China ban on initial coin offerings a blow to bitcoin
China bans kind of fundraising using digital currencies and promoted by celebrities like Floyd Mayweather.
Chinese authorities banned a type of fundraising using cryptocurrencies like bitcoin, dealing a blow to start-ups and other businesses that seized on the relatively new method of raising capital.
China’s central bank, cyberspace administration and banking, securities and other regulators have declared what are known as initial coin offerings illegal and ordered fundraising activities to “cease immediately.”
The ban wasn’t a surprise for the industry, coming after a financial technology industry association last month called for more stringent regulation of initial coin offerings, or ICOs. In recent days, authorities ordered inspections of ICO platforms, according to a document reviewed by The Wall Street Journal, and a handful of those platforms said they would stop providing services for the offerings.
Even so, prices for bitcoin and ethereum, two digital currencies that Chinese investors have pumped into ICOs, tumbled late yesterday after the ban, falling as much as 5 per cent and 11 per cent, respectively.
The government move should “help cool down the market and sweep away bad actors,” said Jehan Chu, whose crytocurrency hedge fund Kenetic Capital has invested in Chinese ICOs. He said he hoped regulators would allow some forms of digital currency financing later. “I don’t think they’re trying to kill it.”
Chinese regulators have waged a multi-front campaign against financial risks this year, after a rapid run-up in corporate debt and a proliferation of new, risky investment products, often sold to individual investors via the internet.
Scrutiny from Beijing is rising as Chinese leaders count down to a Communist Party congress next month that will reshuffle senior portfolios.
Virtual currencies have been among Beijing’s targets, being seen as a potent tool for scammers and a potential way for Chinese to move money offshore and circumvent the government’s capital controls. Chinese bitcoin exchanges, under prodding by the central bank, have adopted practices to prevent money laundering and other fraudulent activity.
The value of bitcoin and other digital currencies has soared this year to record highs, and initial coin offerings have taken off. Akin to crowd-funding, an ICO involves a firm, usually a business associated with the digital-currency sector, issuing tokens that investors can buy with digital currency and can one day exchange for a product or service.

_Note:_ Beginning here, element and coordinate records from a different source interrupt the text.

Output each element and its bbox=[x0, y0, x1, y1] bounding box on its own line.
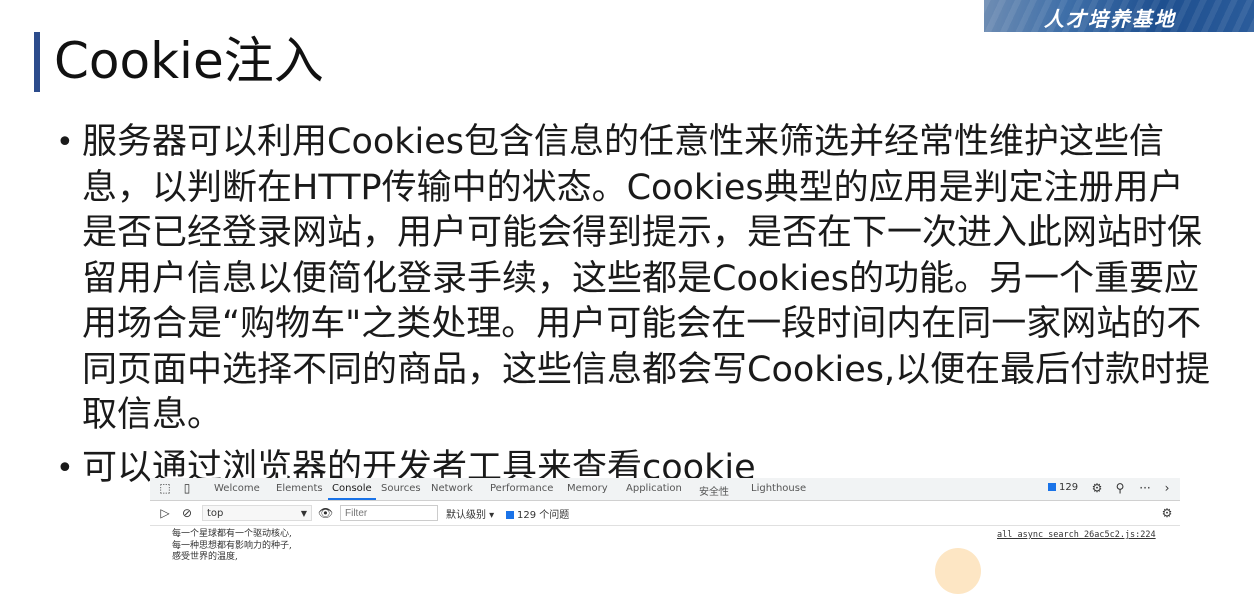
bullet-dot: • bbox=[56, 125, 74, 160]
console-line: 感受世界的温度, bbox=[172, 552, 238, 562]
tab-lighthouse[interactable]: Lighthouse bbox=[751, 483, 806, 494]
more-tabs-chevron-icon[interactable]: › bbox=[1160, 481, 1174, 495]
settings-gear-icon[interactable]: ⚙ bbox=[1090, 481, 1104, 495]
console-output: 每一个星球都有一个驱动核心, 每一种思想都有影响力的种子, 感受世界的温度, a… bbox=[150, 526, 1180, 568]
console-toolbar: ▷ ⊘ top ▼ 👁 默认级别 ▾ 129 个问题 ⚙ bbox=[150, 501, 1180, 526]
devtools-tab-bar: ⬚ ▯ Welcome Elements Console Sources Net… bbox=[150, 478, 1180, 501]
device-toolbar-icon[interactable]: ▯ bbox=[180, 481, 194, 495]
issues-link[interactable]: 129 个问题 bbox=[506, 506, 569, 521]
tab-elements[interactable]: Elements bbox=[276, 483, 323, 494]
caret-down-icon: ▼ bbox=[300, 509, 307, 518]
more-options-icon[interactable]: ··· bbox=[1136, 481, 1154, 495]
console-settings-gear-icon[interactable]: ⚙ bbox=[1160, 506, 1174, 520]
tab-welcome[interactable]: Welcome bbox=[214, 483, 260, 494]
bullet-text: 服务器可以利用Cookies包含信息的任意性来筛选并经常性维护这些信息，以判断在… bbox=[82, 122, 1211, 435]
issues-badge[interactable]: 129 bbox=[1048, 482, 1078, 493]
bullet-item: • 服务器可以利用Cookies包含信息的任意性来筛选并经常性维护这些信息，以判… bbox=[56, 120, 1216, 439]
issues-label: 129 个问题 bbox=[517, 510, 570, 521]
title-accent-bar bbox=[34, 32, 40, 92]
connection-icon[interactable]: ⚲ bbox=[1113, 481, 1127, 495]
brand-banner: 人才培养基地 bbox=[984, 0, 1254, 32]
bullet-list: • 服务器可以利用Cookies包含信息的任意性来筛选并经常性维护这些信息，以判… bbox=[56, 120, 1216, 491]
bullet-dot: • bbox=[56, 450, 74, 486]
console-line: 每一种思想都有影响力的种子, bbox=[172, 540, 292, 551]
filter-input[interactable] bbox=[340, 505, 438, 521]
sidebar-toggle-icon[interactable]: ▷ bbox=[158, 506, 172, 520]
log-levels-dropdown[interactable]: 默认级别 ▾ bbox=[446, 506, 494, 521]
tab-security[interactable]: 安全性 bbox=[699, 483, 729, 498]
console-line: 每一个星球都有一个驱动核心, bbox=[172, 529, 292, 539]
decorative-circle bbox=[935, 548, 981, 594]
issues-count: 129 bbox=[1059, 482, 1079, 493]
page-title: Cookie注入 bbox=[54, 32, 324, 90]
clear-console-icon[interactable]: ⊘ bbox=[180, 506, 194, 520]
inspect-element-icon[interactable]: ⬚ bbox=[158, 481, 172, 495]
console-source-link[interactable]: all_async_search_26ac5c2.js:224 bbox=[997, 530, 1156, 540]
tab-network[interactable]: Network bbox=[431, 483, 473, 494]
context-value: top bbox=[207, 508, 224, 519]
devtools-panel: ⬚ ▯ Welcome Elements Console Sources Net… bbox=[150, 478, 1180, 568]
tab-console[interactable]: Console bbox=[328, 483, 376, 500]
console-message: 每一个星球都有一个驱动核心, 每一种思想都有影响力的种子, 感受世界的温度, bbox=[172, 529, 292, 564]
tab-performance[interactable]: Performance bbox=[490, 483, 553, 494]
context-select[interactable]: top ▼ bbox=[202, 505, 312, 521]
banner-text: 人才培养基地 bbox=[1044, 7, 1176, 31]
tab-sources[interactable]: Sources bbox=[381, 483, 421, 494]
live-expression-eye-icon[interactable]: 👁 bbox=[318, 506, 333, 520]
issues-flag-icon bbox=[506, 511, 514, 519]
tab-application[interactable]: Application bbox=[626, 483, 682, 494]
issues-flag-icon bbox=[1048, 483, 1056, 491]
tab-memory[interactable]: Memory bbox=[567, 483, 608, 494]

Celebrity endorsements of coin offerings including by boxing champion Floyd Mayweather have helped promote such fundraisings in the US, which doesn’t have set rules on ICOs.

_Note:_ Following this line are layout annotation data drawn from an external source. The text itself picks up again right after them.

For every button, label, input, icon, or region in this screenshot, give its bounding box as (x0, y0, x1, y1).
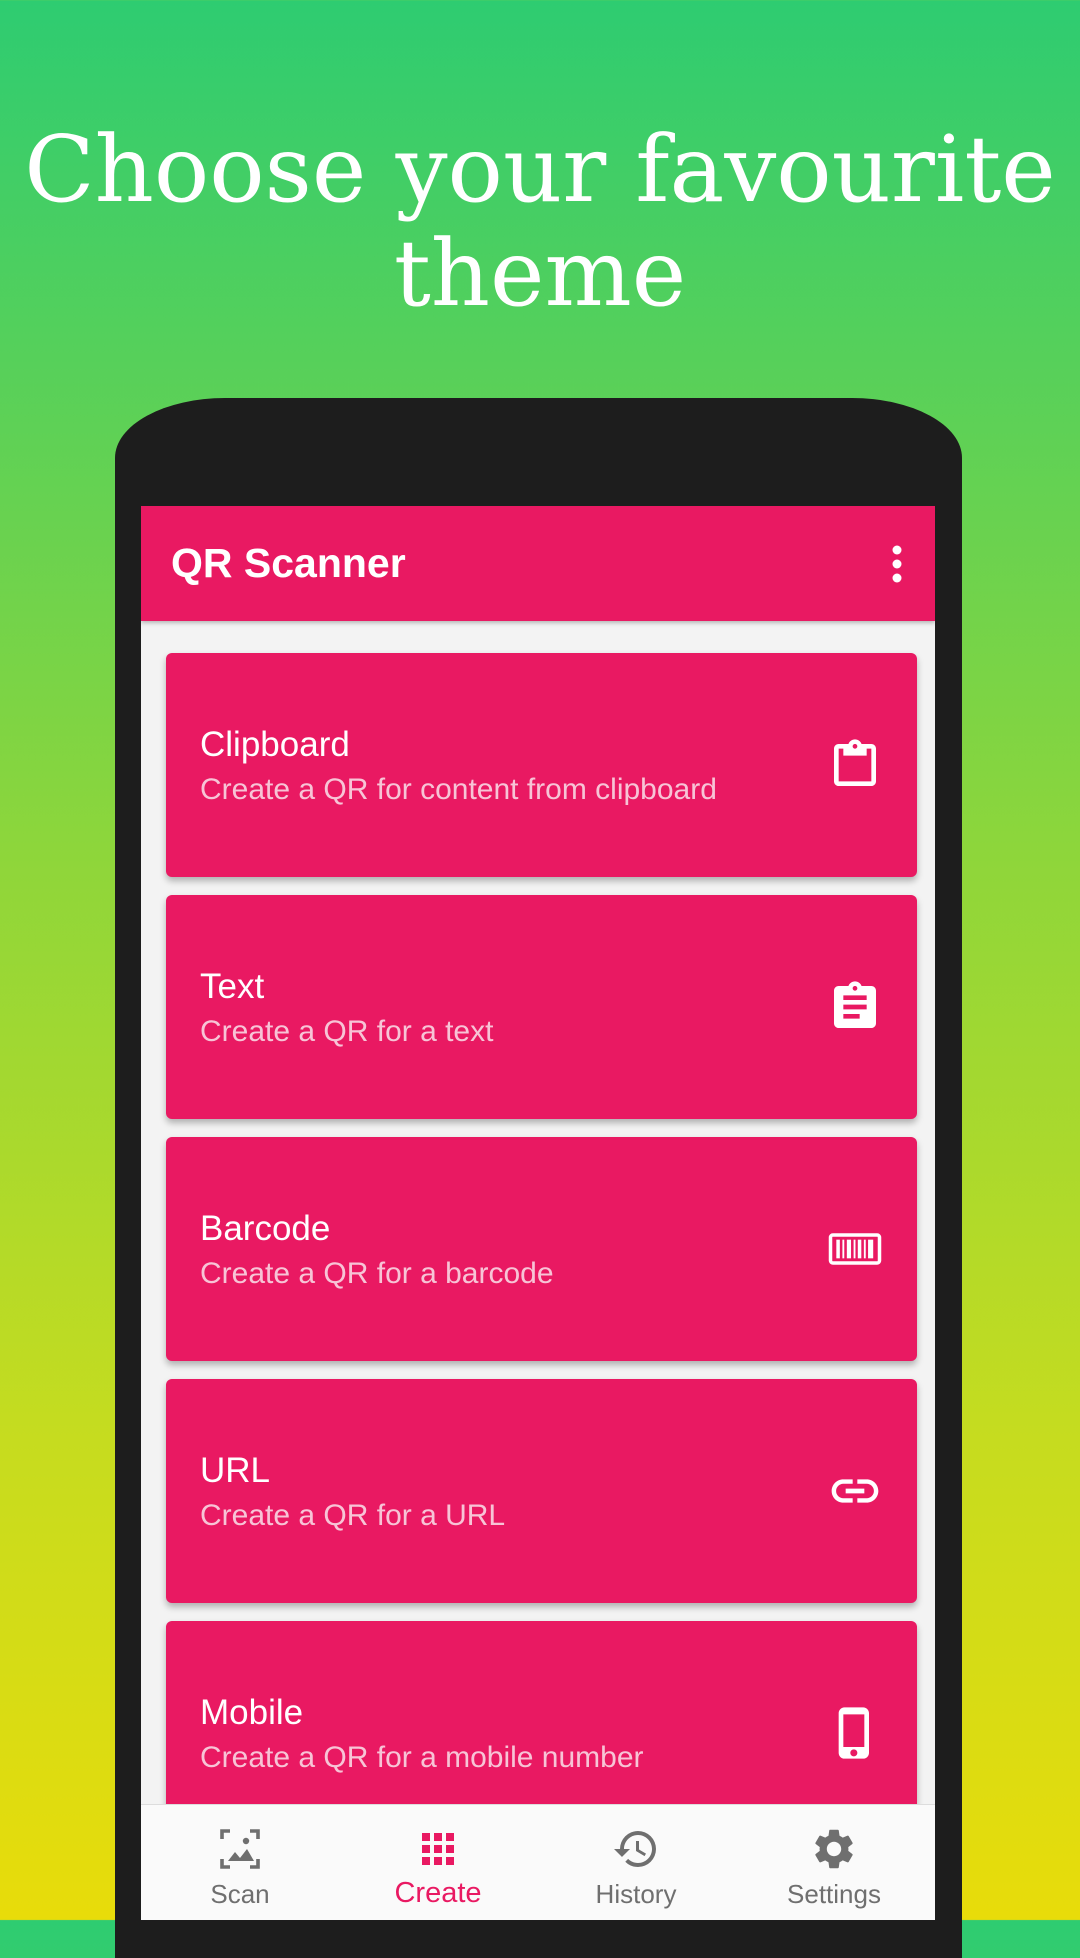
card-title: Text (200, 967, 265, 1006)
promo-headline: Choose your favourite theme (0, 118, 1080, 326)
nav-history[interactable]: History (537, 1805, 735, 1920)
card-title: Mobile (200, 1693, 304, 1732)
app-bar: QR Scanner (141, 506, 935, 621)
text-document-icon (827, 979, 883, 1035)
card-text[interactable]: Text Create a QR for a text (166, 895, 917, 1119)
nav-label: Scan (210, 1879, 270, 1909)
nav-create[interactable]: Create (339, 1805, 537, 1920)
card-subtitle: Create a QR for a barcode (200, 1257, 554, 1290)
card-title: URL (200, 1451, 271, 1490)
gear-icon (810, 1825, 858, 1873)
card-title: Barcode (200, 1209, 331, 1248)
card-clipboard[interactable]: Clipboard Create a QR for content from c… (166, 653, 917, 877)
nav-scan[interactable]: Scan (141, 1805, 339, 1920)
grid-icon (414, 1825, 462, 1873)
card-url[interactable]: URL Create a QR for a URL (166, 1379, 917, 1603)
link-icon (827, 1463, 883, 1519)
image-scan-icon (216, 1825, 264, 1873)
clipboard-icon (827, 737, 883, 793)
card-subtitle: Create a QR for a mobile number (200, 1741, 644, 1774)
nav-label: Settings (787, 1879, 881, 1909)
bottom-navigation: Scan Create History Settings (141, 1804, 935, 1920)
card-subtitle: Create a QR for a URL (200, 1499, 506, 1532)
more-vert-icon[interactable] (879, 540, 915, 588)
headline-line-2: theme (393, 220, 687, 327)
app-title: QR Scanner (171, 540, 406, 586)
headline-line-1: Choose your favourite (24, 116, 1056, 223)
phone-icon (827, 1705, 883, 1761)
card-subtitle: Create a QR for content from clipboard (200, 773, 717, 806)
history-icon (612, 1825, 660, 1873)
nav-label: Create (394, 1877, 482, 1909)
barcode-icon (827, 1221, 883, 1277)
card-title: Clipboard (200, 725, 350, 764)
create-options-list: Clipboard Create a QR for content from c… (166, 653, 917, 1863)
nav-label: History (595, 1879, 677, 1909)
card-subtitle: Create a QR for a text (200, 1015, 494, 1048)
nav-settings[interactable]: Settings (735, 1805, 933, 1920)
app-screen: QR Scanner Clipboard Create a QR for con… (141, 506, 935, 1920)
card-barcode[interactable]: Barcode Create a QR for a barcode (166, 1137, 917, 1361)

While no official fundraising figures are available, New York-based research firm Smith & Crown estimated that coin offerings this year have raised more than $US1 billion as of early July.
In China, businesses raised 2.6 billion yuan ($US397 million) in the first half of the year, according to a survey by the National Committee of Experts on the Internet Financial Security Technology, an industry group. It said that 90 per cent of the fundraising was done through bitcoin and ethereum, and that more than 100,000 individual participants were investing in the ICOs.
The piling in of retail investors has prompted entrepreneurs in the virtual-currency sector to sound the alarm about a bubble. The National Internet Finance Association, a domestic industry group backed by the central bank, warned last month about the potential for fraud, illegal fundraising and misleading advertisements.
China’s ban damps the climate for innovation in what had been a fast-evolving corner of China’s virtual-currency space, said investors, analysts and executives. Authorities in charge of overseeing risk in the country’s internet finance industry have marked 60 domestic ICO platforms for inspection.
Two major Chinese platforms specialising in ICOs have already discontinued fundraising services, while a September summit in Beijing that sought to attract entrepreneurs from around the world to discuss technologies related to virtual currencies, has now been cancelled by organisers.